The Common Ground Awards are coming up (October 27) and if you’d like to come get your tickets now!
Leading up to the event we’ll be showcasing one of our exceptional 2011 awardees each week and we’ll kick it off with Rais Bhuiyan.
Searching the internet for Rais Bhuiyan is overwhelming – this brave man’s story about love and forgiveness has inspired so many and been retold over and over again. His life had come close to an end after being shot in the face, but Rais Bhuiyan never gave up forgave and even went on a judicial quest to save his aggressor from the death row.

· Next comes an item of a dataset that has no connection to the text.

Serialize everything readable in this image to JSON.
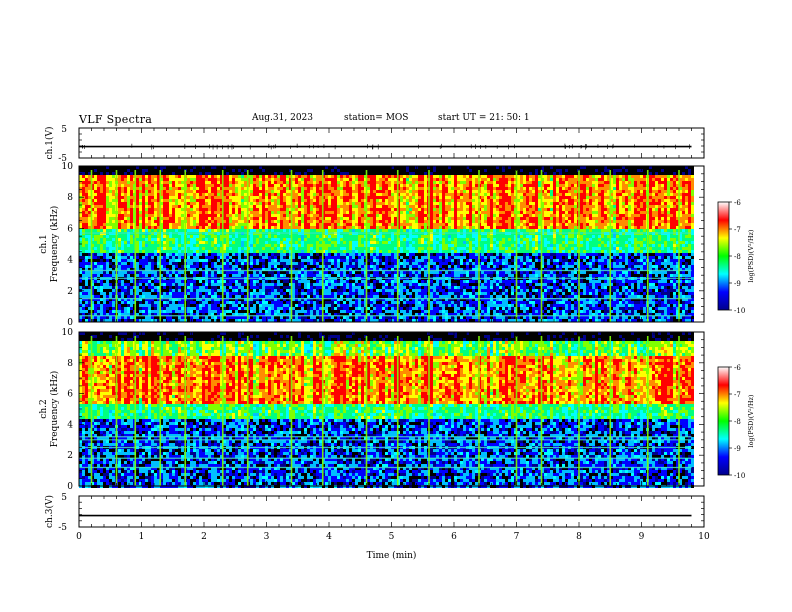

Flashback: In 1999 Bhuiyan left his home in Bangladesh, where he was an officer in the Airforce, and moved to New York to study computer science. A couple of months later, Bhuiyan was invited by a former schoolmate from Bangladesh to move to Texas and become a partner in a new gas station. The cost of living and tuition were cheaper in Dallas and he was eager to gain experience with a start-up business. “It seemed a wonderful opportunity, a way of gaining stability in my adopted country,” Bhuiyan explains his decision to move to Texas. But then the tragic events of 9/11 changed the face of the world and a few days later Bhuiyan’s forever. On September 21st 2001 the white supremacist Mark Stroman walked into the gas station where Bhuiyan was working, asked him where he was from and without waiting for an answer fired a shot from close up into his face. Miraculously Bhuiyan survived, with 35 pellets under the skin of his face and a blinded eye.
“I never hated America for what happened. My shooting was an individual incident. I forgave Mark Stroman many years ago”, says Bhuiyan. He had found the strength to forgive in his faith, Islam. “In Islam it says that saving one human life is the same as saving the entire mankind”. This belief was what started Bhuiyan’s quest through the judicial system to save Stroman’s life and commute the death sentence to life in prison with no parole
In an interview, Stroman told Ilan Ziv, a documentary filmmaker, that he was remorseful for the crimes and was deeply moved by Bhuiyan’s attempts to save his life. “I received a message that Rais loved me and that is powerful,” said Stroman, who suffered extreme abuse and neglect as a child at the hands of his alcoholic parents, according to court records. “I want to thank him in person for his inspiring act of compassion. He has forgiven the unforgivable and I want to tell him that I have a lot of love and respect him,” he added. Stroman was executed in July 2011.
While fighting to save Stroman he founded World Without Hate, an organization that raises awareness of hate crimes in an effort to prevent them. “I feel more love and compassion for human beings than I ever did before this accident. Sight is gone from one eye, but my vision has never been clearer.”